2011 Fiscal Year Annual Research Report
眼球反射の運動学習記憶の固定化におけるタンパク質合成と分解の役割
Project/Area Number |
22300112
|
Research Institution | The Institute of Physical and Chemical Research |
Principal Investigator |
永雄 総一 独立行政法人理化学研究所, 運動学習制御研究チーム, チームリーダー (40164397)
|
Keywords | 記憶痕跡 / 小脳 / 運動学習 / タンパク質合成 / 眼球運動 / 前庭核 |
Research Abstract |
分散効果とは、適当な長さの休憩を挟んで学習したほうが、集中的に学習するよりも、学習により作られた記憶が長く持続するという現象である。そのもとになる脳機構は,よく知られていない。
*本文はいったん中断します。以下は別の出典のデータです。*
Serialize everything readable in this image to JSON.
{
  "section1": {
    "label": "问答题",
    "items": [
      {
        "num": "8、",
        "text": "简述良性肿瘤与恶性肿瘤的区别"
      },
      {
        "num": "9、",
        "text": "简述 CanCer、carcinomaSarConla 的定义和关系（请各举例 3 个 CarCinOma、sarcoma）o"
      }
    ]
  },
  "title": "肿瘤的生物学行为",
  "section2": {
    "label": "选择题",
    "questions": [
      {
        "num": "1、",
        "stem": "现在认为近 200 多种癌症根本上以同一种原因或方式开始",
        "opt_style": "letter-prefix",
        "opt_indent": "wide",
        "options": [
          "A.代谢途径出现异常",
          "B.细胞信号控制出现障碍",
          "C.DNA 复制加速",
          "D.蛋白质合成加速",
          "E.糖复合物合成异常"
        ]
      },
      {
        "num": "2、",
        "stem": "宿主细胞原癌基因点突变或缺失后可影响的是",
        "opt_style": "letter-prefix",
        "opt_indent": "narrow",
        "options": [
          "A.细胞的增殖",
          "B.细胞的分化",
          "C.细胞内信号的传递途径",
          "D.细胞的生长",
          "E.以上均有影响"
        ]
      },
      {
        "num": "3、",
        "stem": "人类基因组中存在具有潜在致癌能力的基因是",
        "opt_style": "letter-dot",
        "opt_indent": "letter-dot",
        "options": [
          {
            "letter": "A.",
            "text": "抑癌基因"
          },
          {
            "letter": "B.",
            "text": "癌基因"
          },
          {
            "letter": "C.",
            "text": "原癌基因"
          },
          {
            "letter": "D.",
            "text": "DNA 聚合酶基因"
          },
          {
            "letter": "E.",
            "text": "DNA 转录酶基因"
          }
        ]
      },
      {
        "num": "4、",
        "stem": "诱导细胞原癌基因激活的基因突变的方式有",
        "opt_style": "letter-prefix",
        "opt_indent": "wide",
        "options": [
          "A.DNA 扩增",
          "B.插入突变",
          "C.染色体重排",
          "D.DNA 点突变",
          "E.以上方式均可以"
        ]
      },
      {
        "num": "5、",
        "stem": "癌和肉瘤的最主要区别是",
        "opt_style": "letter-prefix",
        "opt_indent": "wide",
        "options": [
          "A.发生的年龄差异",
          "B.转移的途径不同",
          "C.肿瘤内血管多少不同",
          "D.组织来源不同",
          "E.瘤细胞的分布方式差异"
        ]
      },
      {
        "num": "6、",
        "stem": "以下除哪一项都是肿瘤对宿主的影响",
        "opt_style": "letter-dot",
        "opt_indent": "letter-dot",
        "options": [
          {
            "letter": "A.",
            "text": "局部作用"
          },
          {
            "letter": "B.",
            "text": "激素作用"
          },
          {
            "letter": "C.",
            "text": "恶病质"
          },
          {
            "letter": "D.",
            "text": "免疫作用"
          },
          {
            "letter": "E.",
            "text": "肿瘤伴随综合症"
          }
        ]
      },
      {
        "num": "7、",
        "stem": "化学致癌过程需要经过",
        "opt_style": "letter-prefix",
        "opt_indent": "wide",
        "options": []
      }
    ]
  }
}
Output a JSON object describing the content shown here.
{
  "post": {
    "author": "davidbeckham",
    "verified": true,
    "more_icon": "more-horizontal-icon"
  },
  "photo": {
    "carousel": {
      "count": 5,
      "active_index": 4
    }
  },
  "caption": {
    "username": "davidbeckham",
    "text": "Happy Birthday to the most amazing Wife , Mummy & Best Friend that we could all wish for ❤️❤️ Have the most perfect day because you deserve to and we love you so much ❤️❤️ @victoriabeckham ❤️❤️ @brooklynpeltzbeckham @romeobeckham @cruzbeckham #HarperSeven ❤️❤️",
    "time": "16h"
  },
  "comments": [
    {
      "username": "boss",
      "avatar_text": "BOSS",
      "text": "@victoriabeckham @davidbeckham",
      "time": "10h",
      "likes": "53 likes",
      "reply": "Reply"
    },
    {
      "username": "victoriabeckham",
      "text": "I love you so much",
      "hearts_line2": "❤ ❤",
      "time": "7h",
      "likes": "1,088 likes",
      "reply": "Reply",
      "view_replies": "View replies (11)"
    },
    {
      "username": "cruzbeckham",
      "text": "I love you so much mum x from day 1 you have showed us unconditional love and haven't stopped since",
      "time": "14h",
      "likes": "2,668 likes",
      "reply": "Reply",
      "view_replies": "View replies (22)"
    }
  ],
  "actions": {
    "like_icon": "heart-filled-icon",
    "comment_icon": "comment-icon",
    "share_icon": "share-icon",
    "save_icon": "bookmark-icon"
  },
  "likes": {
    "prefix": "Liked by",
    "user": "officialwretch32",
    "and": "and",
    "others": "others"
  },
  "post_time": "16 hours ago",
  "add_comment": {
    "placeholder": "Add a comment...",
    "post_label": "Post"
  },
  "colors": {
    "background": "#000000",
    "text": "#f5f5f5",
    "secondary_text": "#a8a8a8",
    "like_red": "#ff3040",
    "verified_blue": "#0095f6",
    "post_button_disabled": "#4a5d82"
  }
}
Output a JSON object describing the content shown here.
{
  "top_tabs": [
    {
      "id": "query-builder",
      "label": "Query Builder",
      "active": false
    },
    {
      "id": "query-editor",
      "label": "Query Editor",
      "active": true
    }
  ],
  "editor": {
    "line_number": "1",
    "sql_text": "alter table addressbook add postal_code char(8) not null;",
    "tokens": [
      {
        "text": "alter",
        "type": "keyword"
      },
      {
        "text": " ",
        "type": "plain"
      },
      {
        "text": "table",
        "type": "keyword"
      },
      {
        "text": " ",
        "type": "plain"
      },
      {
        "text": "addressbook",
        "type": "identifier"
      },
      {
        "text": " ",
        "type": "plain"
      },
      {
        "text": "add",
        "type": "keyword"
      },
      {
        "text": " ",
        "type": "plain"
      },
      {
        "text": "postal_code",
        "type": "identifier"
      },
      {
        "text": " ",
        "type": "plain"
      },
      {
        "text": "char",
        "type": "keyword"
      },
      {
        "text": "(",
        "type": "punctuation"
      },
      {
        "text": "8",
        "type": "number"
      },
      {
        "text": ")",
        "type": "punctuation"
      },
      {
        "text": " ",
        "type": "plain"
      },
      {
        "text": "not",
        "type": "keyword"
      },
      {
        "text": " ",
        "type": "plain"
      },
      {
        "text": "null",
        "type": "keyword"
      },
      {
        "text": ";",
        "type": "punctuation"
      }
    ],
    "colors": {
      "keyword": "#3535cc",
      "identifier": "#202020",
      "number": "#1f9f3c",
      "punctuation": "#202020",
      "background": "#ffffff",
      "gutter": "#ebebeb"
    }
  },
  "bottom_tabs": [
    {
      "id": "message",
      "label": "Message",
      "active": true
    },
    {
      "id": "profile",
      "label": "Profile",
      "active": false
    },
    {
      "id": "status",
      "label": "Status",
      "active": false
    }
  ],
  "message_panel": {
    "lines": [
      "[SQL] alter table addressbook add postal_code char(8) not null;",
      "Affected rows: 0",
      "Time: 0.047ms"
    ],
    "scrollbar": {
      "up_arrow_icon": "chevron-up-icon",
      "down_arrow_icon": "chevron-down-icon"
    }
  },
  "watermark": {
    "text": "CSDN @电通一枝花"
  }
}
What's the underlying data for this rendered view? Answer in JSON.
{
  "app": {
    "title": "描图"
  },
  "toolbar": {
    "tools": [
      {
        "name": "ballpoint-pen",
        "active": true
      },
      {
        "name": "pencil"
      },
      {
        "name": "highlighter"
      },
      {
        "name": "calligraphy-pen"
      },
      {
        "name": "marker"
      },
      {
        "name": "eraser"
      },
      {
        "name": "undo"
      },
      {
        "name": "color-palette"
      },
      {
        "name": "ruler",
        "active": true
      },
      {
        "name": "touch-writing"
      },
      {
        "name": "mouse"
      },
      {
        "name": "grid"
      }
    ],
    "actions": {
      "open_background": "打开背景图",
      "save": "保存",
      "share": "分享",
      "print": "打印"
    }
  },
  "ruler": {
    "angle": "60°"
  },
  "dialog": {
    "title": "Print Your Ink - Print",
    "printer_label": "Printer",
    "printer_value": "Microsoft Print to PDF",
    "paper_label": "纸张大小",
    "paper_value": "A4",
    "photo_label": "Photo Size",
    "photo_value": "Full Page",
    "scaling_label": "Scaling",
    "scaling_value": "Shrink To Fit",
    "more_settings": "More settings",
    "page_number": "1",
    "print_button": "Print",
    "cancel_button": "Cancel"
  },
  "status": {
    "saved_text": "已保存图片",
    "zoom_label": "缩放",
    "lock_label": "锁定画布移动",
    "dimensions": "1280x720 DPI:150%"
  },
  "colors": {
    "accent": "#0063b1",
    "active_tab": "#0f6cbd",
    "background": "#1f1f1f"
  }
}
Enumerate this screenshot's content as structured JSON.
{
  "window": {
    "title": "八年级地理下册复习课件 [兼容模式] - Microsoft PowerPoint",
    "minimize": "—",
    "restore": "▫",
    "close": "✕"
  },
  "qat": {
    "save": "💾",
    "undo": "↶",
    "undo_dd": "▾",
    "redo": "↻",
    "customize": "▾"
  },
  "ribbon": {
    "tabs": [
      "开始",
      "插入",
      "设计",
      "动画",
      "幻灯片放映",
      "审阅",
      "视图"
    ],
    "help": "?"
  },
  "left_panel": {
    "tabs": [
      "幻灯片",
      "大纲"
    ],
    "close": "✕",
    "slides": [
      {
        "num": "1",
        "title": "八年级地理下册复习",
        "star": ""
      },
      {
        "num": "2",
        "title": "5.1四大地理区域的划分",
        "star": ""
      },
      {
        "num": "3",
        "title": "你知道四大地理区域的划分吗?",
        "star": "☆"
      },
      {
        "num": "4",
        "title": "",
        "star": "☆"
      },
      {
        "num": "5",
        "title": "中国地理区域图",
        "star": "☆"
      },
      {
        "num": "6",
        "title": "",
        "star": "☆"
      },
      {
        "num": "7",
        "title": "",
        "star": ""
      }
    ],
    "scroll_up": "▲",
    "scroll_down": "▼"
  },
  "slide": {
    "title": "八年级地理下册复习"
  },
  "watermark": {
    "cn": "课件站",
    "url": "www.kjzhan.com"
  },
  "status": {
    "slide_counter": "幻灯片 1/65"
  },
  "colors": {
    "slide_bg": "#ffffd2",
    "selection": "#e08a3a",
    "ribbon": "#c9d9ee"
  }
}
分散効果を調べるためのマウスの視機性眼球運動の実験パラダイムを開発し、分散効果の原因を検討した。マウスに30分-1時間おきに15分の視覚訓練を4回行ったと時(分散学習)と、1時間集中して視覚訓練を行った時(集中学習)とで、誘発される眼球運動の増加を比べたが、訓練終了直後には両学習間には差はなかったが、24時間後には、集中学習による眼球運動の増加は減少していた。これは、分散学習をさせると、眼球運動学習に長期の記憶が形成されることを示唆する。次に、訓練の直後に、小脳皮質に局所麻酔剤を微小投与し出力を遮断すると、集中学習の効果は直ちに消去されたが、分散学習の効果には影響は見られなかった。これは集中学習による運動学習の記憶痕跡は小脳皮質にあるのに対して、分散学習による学習の記憶痕跡は小脳皮質以外の部位であることを示唆する。小脳皮質は小脳(前庭)核に出力することと、先行研究の電気生理学の実験結果は長期間持続する運動学習の記憶痕跡は小脳(前庭)核に存在することを示していることから、分散学習による学習の記憶痕跡は、小脳(前庭)核に存在することが示唆される。さらに学習直前、小脳皮質にタンパク合成阻害剤(アニソマシン,アクチノマイシンD)を投与すると、集中学習による運動学習は影響されなかったが、分散学習による運動学習は阻害された。これらの所見から、分散学習により運動学習の記憶痕跡は小脳(前庭)核に存在することと、その記憶痕跡の形成に、学習時に小脳皮質で新たに作られるタンパク質が必要であることが示唆される。この結果を、J.Neurosci(2011)31:8958-66に発表した。
|
Current Status of Research Progress |
Current Status of Research Progress
1: Research has progressed more than it was originally planned.
Reason
運動学習の記憶の獲得には、小脳皮質のタンパク質合成は重要ではないが、記憶痕跡の小脳皮質から小脳(前庭)核への移動により、記憶が固定化されるには、小脳皮質のタンパク質合成必要であることが実験的に証明された。これは運動記憶の獲得と固定化におけるタンパク質合成の役割を、実験的に始めて示したものである
|
Strategy for Future Research Activity |
今後は運動学習が生じている時に、転写されているRNAをPCRと、DNAマイクアレイ法を用いて同定するとともに、RNAから翻訳されるタンパク質の増減を、PCRを用いて定量化する。さらにin-situ hybridizationにより、それらのRNAが実際に小脳のプルキンエ細胞で学習によって発現するかどうかを検討する。運動学習に特異的に発現するタンパク質が同定できれば、RNA干渉法(iRNA)を用いて、実際に運動学習の記憶形成に関与するかをさらに調べる予定である。